O trabalho temporário existe para situações específicas, e não pode ser usado pela empresa como uma forma qualquer de contratar mão de obra mais barata. A lei permite esse tipo de contrato em apenas duas situações: substituição transitória de pessoal permanente (por exemplo, cobrir uma licença-maternidade ou um afastamento por doença) ou acréscimo extraordinário de serviços (como o aumento de demanda na Black Friday, no Natal ou em uma safra agrícola).

Fora dessas hipóteses, a contratação por prazo temporário é irregular. Se a empresa te chamou de “temporário” só para fugir de obrigações trabalhistas normais, sem que exista de fato uma necessidade transitória, isso pode configurar fraude, e abrir caminho para o reconhecimento de vínculo empregatício direto e por prazo indeterminado.

Quem é seu empregador de verdade: a diferença entre a ETT e a tomadora

No trabalho temporário existem sempre três partes: você, a empresa de trabalho temporário (ETT, também chamada de agência), e a empresa tomadora de serviços, que é onde você efetivamente presta o trabalho no dia a dia.

Formalmente, seu empregador é a ETT. É ela quem deve assinar sua carteira de trabalho, pagar seu salário, recolher o FGTS e cumprir as obrigações trabalhistas. A tomadora não é sua empregadora direta, mas isso não significa que ela esteja livre de responsabilidade.

Se a ETT não pagar o que deve, a tomadora responde de forma subsidiária, ou seja, pode ser cobrada judicialmente pelas dívidas trabalhistas caso a agência não tenha como arcar com elas. Na prática, isso te dá duas empresas para buscar seus direitos, não apenas uma.

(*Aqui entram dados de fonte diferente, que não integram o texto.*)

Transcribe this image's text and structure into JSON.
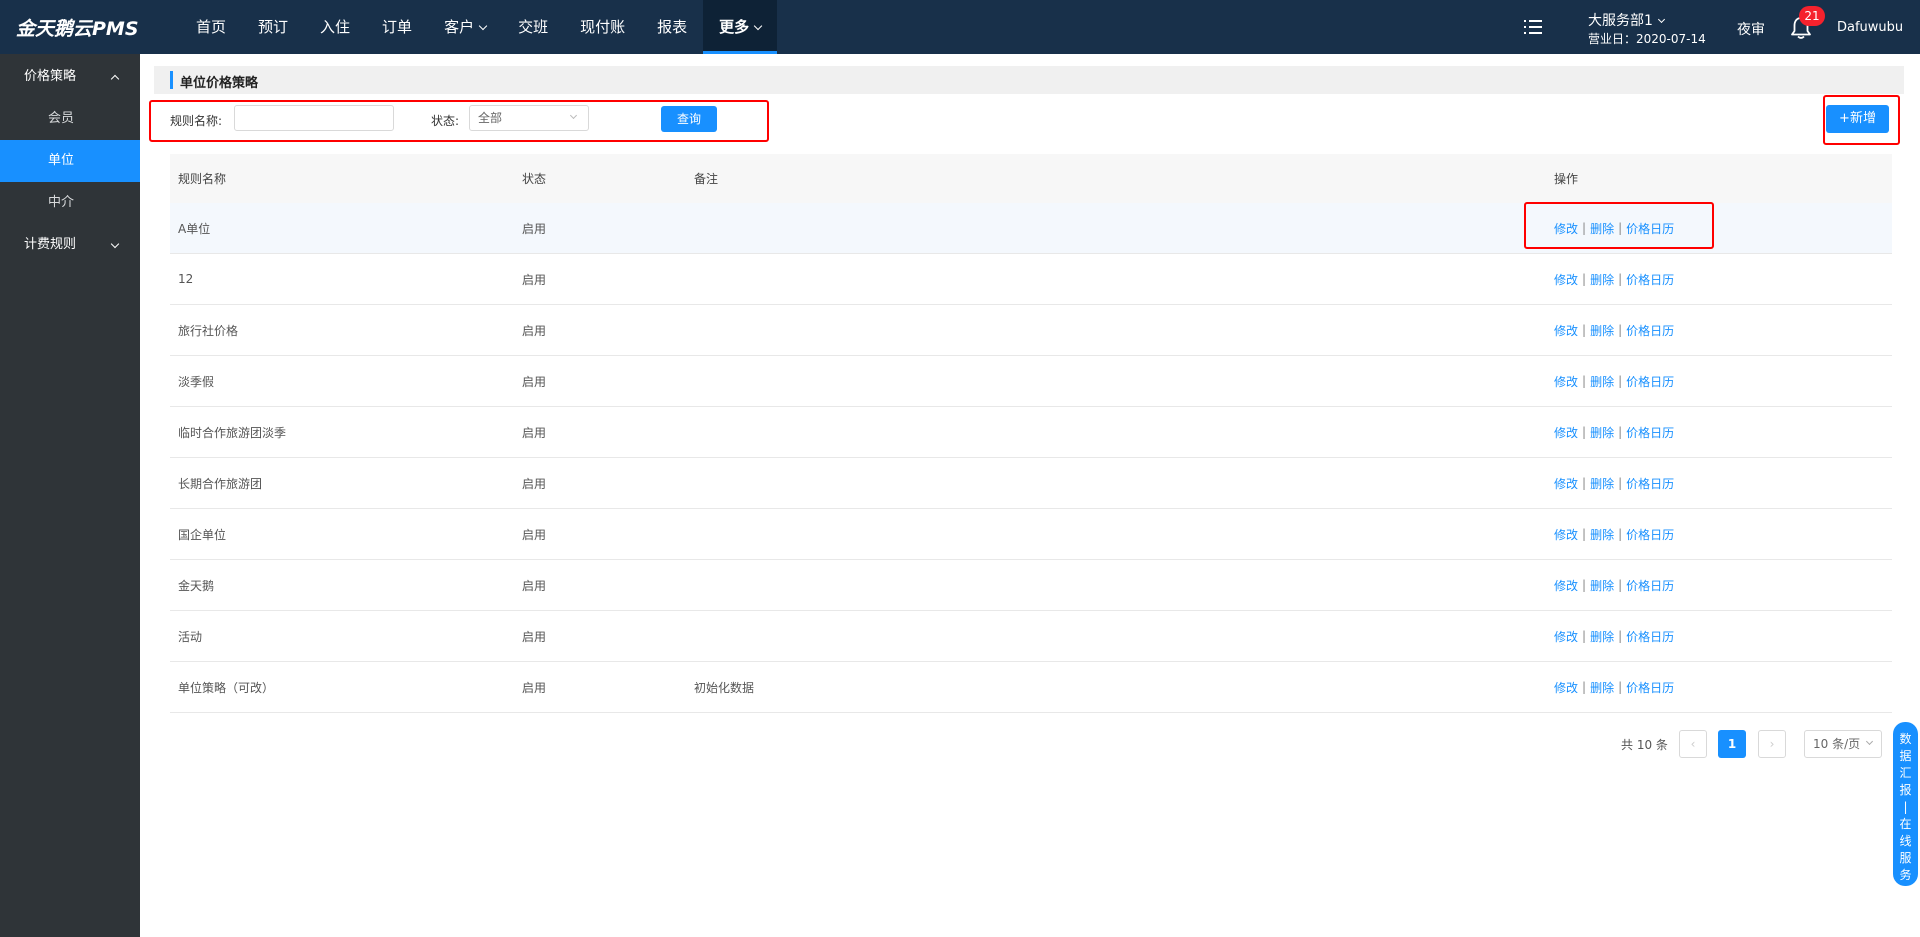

Prazo do contrato temporário: até quando você pode ficar nessa condição

A lei estabelece um limite claro para o trabalho temporário: o contrato pode durar no máximo 180 dias, corridos ou não, dentro de um período de 18 meses. Esse prazo pode ser prorrogado por mais 90 dias, desde que a empresa comprove que as condições que justificaram a contratação temporária continuam existindo.

Ou seja, na soma total, um contrato de trabalho temporário pode chegar a até 270 dias. Depois disso, se você continuar prestando serviço para a mesma tomadora, a contratação deixa de ser temporária de fato e pode gerar direito ao reconhecimento de vínculo empregatício direto com a empresa tomadora, com todos os direitos de um empregado comum, inclusive estabilidade e verbas rescisórias integrais.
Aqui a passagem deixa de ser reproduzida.